Mais mulheres negras na ciência

Por Wellington Anselmo Martins, doutorando em Educação Para a Ciência (Unesp) |
| Tempo de leitura: 1 min

A ciência é um lugar de poder. Por isso, em democracias, é fundamental que a ciência seja um espaço compartilhado, acessível aos mais diversos cidadãos. Por meio da inclusão acadêmica, o Brasil atual é capaz de se distanciar de um antigo e ignorante Brasil de escravidão e desumanidade. Mas, para efetivar tal inclusão, são necessárias políticas públicas que qualifiquem os cientistas brasileiros, dando atenção especial aos grupos historicamente excluídos: pobres, indígenas, negros, mulheres, pessoas com deficiência, etc.

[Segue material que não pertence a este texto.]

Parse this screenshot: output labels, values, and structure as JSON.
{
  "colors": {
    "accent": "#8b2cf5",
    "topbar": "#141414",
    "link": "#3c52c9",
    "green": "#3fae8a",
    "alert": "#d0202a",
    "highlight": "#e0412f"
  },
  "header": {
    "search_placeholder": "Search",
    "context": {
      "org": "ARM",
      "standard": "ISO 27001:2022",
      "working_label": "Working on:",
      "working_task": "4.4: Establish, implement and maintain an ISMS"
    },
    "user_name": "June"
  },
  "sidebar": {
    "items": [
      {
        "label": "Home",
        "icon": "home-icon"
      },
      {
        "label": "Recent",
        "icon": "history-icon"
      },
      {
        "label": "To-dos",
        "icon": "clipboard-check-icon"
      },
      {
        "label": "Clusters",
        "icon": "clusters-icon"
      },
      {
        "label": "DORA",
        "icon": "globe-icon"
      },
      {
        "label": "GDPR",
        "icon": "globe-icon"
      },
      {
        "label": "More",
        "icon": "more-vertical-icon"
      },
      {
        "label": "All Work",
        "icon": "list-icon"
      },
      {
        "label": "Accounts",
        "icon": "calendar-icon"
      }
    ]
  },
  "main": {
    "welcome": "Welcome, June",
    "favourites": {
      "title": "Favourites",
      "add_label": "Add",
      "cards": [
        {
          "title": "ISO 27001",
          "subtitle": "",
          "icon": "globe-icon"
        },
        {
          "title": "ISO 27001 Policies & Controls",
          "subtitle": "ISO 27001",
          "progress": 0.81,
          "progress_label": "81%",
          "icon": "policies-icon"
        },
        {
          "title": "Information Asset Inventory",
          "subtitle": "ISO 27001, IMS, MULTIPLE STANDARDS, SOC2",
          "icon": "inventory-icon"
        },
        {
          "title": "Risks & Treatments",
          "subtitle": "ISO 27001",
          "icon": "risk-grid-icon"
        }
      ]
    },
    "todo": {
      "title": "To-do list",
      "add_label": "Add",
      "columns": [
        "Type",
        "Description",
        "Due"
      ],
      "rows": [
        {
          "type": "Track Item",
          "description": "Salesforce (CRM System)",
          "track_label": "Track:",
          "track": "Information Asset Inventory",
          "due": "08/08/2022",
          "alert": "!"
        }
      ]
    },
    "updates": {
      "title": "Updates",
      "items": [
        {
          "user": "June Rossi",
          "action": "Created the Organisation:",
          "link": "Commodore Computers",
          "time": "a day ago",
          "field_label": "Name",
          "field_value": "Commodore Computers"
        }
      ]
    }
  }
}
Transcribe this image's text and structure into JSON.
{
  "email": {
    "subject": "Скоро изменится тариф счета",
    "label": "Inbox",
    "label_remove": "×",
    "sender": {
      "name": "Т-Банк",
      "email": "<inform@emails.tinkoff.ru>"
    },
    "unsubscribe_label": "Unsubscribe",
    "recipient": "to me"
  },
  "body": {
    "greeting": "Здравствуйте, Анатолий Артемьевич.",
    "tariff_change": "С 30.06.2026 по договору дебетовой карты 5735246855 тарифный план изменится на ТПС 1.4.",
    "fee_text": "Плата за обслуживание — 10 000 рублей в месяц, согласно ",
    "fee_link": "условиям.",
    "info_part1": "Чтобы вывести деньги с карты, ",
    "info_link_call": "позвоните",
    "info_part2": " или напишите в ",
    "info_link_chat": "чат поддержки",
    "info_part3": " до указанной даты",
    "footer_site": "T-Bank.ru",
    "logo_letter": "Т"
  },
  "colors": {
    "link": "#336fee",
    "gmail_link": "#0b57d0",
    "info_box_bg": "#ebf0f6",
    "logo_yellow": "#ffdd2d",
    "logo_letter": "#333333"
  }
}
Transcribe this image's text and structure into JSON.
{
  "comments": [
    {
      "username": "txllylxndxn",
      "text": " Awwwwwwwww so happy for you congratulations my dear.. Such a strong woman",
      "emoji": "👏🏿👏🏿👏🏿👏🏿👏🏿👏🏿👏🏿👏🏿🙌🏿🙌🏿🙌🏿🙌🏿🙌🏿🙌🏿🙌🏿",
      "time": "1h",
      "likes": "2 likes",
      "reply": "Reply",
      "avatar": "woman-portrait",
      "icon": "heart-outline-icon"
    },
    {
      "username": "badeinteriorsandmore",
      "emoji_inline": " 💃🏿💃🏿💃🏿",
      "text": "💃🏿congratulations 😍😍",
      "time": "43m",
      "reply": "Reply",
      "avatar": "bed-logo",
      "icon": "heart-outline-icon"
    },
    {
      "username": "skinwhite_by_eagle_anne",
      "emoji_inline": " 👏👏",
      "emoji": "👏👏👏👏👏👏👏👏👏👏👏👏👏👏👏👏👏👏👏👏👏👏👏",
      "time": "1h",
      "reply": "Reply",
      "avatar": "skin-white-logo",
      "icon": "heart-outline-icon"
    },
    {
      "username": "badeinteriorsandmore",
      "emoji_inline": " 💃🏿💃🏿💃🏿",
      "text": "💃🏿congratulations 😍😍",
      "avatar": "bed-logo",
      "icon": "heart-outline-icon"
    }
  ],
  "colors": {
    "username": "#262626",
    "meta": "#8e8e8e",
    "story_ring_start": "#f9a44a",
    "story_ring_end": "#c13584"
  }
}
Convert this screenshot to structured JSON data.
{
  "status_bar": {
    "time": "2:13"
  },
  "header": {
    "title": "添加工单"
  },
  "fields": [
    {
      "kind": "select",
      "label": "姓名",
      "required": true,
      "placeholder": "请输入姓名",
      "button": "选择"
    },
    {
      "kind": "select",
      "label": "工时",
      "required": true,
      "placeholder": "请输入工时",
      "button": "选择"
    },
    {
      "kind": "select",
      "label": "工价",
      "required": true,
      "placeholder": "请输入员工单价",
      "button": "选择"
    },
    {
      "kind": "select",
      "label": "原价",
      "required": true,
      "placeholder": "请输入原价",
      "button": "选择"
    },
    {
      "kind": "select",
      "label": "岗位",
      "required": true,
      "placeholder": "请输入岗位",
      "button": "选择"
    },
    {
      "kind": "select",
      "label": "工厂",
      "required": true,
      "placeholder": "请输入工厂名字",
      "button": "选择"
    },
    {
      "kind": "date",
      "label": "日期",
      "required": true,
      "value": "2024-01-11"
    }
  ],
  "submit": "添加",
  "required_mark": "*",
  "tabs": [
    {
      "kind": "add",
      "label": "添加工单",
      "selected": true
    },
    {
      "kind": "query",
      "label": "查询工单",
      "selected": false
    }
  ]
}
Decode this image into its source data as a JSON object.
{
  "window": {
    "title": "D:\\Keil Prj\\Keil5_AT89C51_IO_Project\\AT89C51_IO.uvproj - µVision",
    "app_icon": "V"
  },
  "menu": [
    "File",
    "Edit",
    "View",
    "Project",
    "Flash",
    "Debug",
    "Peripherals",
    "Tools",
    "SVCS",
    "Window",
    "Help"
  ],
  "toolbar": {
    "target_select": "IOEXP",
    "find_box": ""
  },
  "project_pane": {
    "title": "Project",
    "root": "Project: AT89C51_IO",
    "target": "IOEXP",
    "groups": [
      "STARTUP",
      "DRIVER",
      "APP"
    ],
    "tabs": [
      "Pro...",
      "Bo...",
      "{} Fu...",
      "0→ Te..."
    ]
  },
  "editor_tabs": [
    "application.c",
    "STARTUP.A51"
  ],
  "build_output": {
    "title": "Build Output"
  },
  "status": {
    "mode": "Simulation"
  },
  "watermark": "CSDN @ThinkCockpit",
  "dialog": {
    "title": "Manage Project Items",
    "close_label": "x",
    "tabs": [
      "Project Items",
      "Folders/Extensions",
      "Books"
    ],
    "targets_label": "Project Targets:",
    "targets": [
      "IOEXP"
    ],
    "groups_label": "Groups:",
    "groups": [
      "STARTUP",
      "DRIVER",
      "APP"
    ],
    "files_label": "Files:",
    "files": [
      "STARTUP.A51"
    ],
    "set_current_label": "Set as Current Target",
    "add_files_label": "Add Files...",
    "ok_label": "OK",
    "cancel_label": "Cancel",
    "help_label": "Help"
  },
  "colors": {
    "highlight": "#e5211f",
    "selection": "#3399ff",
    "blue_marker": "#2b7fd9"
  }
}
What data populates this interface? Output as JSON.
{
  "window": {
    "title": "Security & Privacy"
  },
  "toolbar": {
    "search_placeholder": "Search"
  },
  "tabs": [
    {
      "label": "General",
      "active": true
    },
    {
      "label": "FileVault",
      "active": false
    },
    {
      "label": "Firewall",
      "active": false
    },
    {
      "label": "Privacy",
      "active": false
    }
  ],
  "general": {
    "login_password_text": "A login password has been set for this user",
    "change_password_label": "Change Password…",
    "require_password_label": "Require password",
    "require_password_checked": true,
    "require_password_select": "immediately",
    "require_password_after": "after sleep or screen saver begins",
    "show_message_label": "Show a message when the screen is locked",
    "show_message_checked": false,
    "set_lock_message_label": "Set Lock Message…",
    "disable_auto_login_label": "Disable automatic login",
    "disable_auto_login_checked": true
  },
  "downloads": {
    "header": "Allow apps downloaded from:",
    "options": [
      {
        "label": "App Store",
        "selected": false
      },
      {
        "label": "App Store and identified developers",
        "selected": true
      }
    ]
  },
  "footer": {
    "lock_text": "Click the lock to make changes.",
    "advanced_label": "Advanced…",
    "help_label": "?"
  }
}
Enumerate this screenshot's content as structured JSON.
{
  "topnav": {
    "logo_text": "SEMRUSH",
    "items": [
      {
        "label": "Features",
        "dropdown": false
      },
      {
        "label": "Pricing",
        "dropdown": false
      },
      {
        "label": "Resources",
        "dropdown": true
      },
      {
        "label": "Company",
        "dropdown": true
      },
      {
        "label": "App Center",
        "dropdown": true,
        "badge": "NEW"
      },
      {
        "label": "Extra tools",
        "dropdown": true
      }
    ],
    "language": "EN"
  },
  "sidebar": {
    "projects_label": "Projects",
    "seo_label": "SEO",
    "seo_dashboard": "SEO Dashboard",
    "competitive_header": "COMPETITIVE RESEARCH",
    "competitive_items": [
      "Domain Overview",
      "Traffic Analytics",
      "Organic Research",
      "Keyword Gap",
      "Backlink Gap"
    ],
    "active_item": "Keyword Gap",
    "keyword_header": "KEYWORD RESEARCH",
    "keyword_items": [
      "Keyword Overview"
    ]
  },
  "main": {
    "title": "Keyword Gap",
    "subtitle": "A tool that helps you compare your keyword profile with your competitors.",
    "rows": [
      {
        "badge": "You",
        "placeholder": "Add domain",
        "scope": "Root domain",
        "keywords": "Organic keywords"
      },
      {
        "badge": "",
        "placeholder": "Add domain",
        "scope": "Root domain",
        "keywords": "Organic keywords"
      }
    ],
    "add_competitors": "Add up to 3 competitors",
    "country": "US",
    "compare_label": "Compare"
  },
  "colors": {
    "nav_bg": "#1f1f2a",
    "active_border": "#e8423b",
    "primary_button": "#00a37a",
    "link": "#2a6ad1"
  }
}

Diante desse cenário, o Governo Federal anunciou, em 20/07/2023, investimento de R$ 8 milhões para custear 45 bolsas de doutorado e pós-doutorado especificamente para cientistas que sejam mulheres negras, indígenas e quilombolas. É evidente que o investimento ainda é baixo. Porém, é um sinal importante de valorização de grupos historicamente excluídos do poder que é a ciência.